Imagination Technologies considers legal action after Apple ditches iPhone chip firm

iPhone
Imagination's technology powers the iPhone's graphics chip Credit: EPA

Imagination Technologies has raised the prospect of a bitter legal battle with Apple after the US tech giant said it would ditch the company’s microchip designs.

Shares in the Hertfordshire-based company collapsed on Monday the loss of its key customer put Imagination’s future in doubt, with investors pondering a potential break-up.

Imagination revealed that Apple plans to stop licensing its graphics technology, which sits at the heart of the iPhone and iPad, within two years as it pushes ahead with plans to develop its own graphics chips.

The company, which relies on Apple for around half of its revenue, challenged the iPhone maker’s claims that it could do so without infringing Imagination’s patents.

“Apple has not presented any evidence to substantiate its assertion that it will no longer require Imagination’s technology, without violating Imagination’s patents, intellectual property and confidential information,” Imagination said in a strongly-worded statement.

“This evidence has been requested by Imagination but Apple has declined to provide it. Imagination believes that it would be extremely challenging to design a brand new GPU [graphics processing unit] architecture from basics without infringing its intellectual property rights. Accordingly Imagination does not accept Apple’s assertions.”

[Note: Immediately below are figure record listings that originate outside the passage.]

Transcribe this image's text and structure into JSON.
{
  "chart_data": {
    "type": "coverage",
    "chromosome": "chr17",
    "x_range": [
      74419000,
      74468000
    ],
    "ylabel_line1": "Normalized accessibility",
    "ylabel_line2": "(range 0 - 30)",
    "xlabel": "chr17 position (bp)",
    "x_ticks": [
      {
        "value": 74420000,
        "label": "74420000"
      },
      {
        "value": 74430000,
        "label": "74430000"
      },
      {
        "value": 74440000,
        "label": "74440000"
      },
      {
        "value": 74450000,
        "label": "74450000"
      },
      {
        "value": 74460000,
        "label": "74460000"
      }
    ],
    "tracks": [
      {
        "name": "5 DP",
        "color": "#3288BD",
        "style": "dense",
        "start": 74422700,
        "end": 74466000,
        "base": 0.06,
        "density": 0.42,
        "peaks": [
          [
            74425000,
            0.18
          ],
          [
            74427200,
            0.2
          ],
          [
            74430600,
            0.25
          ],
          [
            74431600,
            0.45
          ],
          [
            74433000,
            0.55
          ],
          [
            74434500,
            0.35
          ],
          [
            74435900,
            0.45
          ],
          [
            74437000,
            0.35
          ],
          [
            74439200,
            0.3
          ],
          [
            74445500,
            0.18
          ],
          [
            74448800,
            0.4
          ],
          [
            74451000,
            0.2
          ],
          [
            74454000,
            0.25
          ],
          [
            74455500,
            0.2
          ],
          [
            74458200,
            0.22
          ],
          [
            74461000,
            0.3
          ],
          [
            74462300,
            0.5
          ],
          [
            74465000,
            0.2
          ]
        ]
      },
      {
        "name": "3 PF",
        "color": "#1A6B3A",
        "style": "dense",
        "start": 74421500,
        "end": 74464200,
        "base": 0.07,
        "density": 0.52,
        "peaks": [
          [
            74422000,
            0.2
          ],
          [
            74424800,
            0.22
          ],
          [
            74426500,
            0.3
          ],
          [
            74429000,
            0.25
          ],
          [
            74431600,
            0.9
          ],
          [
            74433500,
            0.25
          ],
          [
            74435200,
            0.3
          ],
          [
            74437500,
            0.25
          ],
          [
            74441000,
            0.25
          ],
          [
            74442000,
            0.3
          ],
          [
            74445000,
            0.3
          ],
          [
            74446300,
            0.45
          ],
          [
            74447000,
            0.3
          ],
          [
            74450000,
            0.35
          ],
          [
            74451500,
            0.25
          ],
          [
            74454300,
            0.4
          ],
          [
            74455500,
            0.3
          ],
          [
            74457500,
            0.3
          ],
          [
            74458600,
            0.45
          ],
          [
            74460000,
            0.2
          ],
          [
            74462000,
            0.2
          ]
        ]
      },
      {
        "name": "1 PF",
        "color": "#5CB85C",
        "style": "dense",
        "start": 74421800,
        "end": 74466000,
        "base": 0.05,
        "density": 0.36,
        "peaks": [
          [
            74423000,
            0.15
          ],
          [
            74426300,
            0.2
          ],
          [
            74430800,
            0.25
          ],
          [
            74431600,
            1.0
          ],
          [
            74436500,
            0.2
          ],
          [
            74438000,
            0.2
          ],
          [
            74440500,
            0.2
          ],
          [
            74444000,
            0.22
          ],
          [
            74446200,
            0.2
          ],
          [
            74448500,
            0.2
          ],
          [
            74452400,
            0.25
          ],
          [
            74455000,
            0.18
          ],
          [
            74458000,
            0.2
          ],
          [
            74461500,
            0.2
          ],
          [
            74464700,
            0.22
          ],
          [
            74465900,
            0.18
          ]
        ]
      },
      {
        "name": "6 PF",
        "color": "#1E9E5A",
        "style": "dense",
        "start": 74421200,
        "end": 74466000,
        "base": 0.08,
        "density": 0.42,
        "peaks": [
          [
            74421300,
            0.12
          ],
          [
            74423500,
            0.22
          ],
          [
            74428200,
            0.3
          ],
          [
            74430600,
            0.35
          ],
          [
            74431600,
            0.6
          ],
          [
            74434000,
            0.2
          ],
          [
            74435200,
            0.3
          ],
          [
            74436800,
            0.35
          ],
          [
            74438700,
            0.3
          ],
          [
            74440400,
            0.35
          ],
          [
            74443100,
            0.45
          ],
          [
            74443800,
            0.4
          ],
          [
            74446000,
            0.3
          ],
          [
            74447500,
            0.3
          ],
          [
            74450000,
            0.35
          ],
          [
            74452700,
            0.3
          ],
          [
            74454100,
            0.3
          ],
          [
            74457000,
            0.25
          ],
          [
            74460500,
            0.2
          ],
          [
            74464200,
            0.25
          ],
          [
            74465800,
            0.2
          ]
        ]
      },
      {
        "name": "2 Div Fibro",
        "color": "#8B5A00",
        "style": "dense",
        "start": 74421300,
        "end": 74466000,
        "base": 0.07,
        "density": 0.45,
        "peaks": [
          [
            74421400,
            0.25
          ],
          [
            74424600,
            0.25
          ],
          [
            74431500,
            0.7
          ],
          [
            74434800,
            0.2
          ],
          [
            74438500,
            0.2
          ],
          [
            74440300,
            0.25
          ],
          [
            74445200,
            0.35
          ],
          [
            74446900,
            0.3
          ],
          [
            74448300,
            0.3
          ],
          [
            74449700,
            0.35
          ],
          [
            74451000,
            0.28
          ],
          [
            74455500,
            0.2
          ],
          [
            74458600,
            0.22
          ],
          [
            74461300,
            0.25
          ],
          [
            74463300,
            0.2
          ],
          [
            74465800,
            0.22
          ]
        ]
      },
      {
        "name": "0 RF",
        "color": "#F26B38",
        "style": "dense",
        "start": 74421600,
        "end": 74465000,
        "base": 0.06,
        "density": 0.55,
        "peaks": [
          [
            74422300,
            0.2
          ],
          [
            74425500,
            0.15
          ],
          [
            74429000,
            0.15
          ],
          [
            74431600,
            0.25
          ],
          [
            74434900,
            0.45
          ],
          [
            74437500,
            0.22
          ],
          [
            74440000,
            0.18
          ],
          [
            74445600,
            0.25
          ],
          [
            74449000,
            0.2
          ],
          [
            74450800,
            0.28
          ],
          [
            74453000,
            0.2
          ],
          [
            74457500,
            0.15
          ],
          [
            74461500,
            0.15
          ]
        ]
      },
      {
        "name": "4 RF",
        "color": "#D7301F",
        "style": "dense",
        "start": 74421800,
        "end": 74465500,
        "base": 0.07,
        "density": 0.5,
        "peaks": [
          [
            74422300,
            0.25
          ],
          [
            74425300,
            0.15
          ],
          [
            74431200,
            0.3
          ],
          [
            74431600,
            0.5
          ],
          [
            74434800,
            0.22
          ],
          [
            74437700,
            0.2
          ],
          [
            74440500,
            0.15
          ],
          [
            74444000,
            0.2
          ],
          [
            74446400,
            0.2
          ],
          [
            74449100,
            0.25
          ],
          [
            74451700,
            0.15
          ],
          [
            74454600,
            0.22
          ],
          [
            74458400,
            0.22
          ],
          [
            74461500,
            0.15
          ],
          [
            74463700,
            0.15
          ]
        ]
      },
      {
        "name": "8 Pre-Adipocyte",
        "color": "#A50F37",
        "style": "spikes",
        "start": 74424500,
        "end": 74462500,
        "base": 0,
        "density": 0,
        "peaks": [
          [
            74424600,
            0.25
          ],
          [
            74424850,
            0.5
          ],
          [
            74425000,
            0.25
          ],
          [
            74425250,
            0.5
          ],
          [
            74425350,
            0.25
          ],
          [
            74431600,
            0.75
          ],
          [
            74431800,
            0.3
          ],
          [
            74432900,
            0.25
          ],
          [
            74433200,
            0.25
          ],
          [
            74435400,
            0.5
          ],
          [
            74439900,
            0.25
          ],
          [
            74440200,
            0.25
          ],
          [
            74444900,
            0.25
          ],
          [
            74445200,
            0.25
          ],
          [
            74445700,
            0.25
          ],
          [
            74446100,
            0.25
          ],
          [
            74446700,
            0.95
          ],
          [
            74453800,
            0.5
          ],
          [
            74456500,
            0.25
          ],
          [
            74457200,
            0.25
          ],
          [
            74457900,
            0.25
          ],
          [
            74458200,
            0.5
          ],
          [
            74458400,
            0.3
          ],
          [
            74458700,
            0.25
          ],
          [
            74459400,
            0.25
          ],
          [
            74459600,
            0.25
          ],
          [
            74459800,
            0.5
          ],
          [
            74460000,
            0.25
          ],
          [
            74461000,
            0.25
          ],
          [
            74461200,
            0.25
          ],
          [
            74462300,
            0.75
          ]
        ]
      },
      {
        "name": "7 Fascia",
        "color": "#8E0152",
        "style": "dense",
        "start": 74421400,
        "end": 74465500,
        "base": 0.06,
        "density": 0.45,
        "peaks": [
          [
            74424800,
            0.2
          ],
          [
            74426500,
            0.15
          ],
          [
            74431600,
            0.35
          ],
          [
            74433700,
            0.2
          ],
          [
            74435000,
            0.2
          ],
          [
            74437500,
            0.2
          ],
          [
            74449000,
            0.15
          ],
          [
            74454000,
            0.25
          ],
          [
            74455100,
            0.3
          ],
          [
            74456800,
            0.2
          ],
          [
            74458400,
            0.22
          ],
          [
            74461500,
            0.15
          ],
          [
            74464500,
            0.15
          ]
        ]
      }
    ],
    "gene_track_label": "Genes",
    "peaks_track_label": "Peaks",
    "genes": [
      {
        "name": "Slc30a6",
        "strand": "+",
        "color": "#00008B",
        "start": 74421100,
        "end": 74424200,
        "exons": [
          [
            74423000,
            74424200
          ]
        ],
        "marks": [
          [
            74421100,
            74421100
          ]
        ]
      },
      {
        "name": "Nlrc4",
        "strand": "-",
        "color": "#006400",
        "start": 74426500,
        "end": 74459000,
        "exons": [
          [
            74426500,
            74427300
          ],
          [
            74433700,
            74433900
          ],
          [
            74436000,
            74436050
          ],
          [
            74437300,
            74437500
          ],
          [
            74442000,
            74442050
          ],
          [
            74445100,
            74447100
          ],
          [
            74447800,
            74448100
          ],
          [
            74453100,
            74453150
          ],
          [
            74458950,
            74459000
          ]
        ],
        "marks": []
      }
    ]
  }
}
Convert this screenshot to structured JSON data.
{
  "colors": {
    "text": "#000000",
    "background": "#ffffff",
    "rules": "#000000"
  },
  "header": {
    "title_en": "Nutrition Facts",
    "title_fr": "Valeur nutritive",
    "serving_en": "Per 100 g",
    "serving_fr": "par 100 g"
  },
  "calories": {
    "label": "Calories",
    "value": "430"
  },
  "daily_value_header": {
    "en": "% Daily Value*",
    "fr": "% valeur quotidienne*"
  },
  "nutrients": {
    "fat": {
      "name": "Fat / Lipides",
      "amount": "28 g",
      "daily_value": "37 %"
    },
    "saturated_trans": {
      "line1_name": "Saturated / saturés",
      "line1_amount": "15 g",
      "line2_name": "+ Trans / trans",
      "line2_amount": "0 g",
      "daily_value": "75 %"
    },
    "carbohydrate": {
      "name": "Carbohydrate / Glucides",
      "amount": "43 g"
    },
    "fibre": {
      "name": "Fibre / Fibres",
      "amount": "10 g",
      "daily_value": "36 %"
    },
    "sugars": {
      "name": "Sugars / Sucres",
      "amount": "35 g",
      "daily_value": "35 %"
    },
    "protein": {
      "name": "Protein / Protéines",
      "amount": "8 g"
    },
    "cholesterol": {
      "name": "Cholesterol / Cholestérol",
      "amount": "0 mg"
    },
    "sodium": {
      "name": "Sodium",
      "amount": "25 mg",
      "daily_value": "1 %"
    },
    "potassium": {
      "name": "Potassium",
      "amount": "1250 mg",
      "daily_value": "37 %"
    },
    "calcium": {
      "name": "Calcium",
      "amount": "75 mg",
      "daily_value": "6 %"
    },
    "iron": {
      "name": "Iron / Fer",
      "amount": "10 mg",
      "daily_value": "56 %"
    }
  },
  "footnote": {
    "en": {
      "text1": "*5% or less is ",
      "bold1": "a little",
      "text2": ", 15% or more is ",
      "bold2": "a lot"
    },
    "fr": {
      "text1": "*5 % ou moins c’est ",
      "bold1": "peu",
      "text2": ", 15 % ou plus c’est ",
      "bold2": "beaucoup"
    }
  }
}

Imagination’s shares plunged by 61.6pc to 103p on Monday, their lowest level since 2009, on the prospect of losing income from its biggest customer, which analysts said could force it to be broken up and sold. It said that business with Apple had accounted for £60.1m of revenue last year, more than half of all sales, and was expected to rise to £65m this year.

Apple has an 8pc stake in Imagination and held talks with the company over a takeover, but said last year it was no longer pursuing a deal. It has been investing heavily in its own research and development and has hired a number of key Imagination staff in recent months.

“I think eventually they will do a deal, the risk for both sides to lose is too great,” said Iain Connor, an intellectual property partner at Pinsent Masons. “The whole technology industry survives by cross licensing. This is basically a Mexican standoff. I suspect for both parties no deal carries more risk.”

Licensing its PowerVR technology to Apple has been a lucrative and reliable cash generator for Imagination in what has been a stormy few years.

Last year it sacked its long-time chief executive Sir Hossein Yassaie, sold off a number of divisions and cut hundreds of jobs in a restructuring designed to return the group to profitability.

Apple declined to comment. The iPhone maker has been seeking to bring its graphics technology in house amid the growing importance of the GPU to its devices. More powerful graphics units are seen as central to Apple’s ambitions to improve the iPhone’s camera as well as steps into augmented reality, with the company rumoured to be developing a Google Glass-style set of high-tech glasses. It plans to ditch Imagination in 15 months to two years, suggesting Apple will be using its own designs by the time the next-but-one iPhone is released in late 2018.

Imagination was a pioneer in smartphone graphics but has faced fierce competition from ARM Holdings and Qualcomm in selling to other handset makers. Shares have fallen sharply from their peak in 2012 but had recovered in recent months amid restructuring from its new chief executive Andrew Heath.

Analysts said much of the revenue from Apple trickled down directly into profits, so Imagination could struggle to be viable without its most important customer, and may have to be sold.

“Without them [Apple], the business model needs to be completely changed,” said Oliver Knott of N+1 Singer. “If they can’t sort out some kind of agreement you start putting a value on the intellectual property itself.”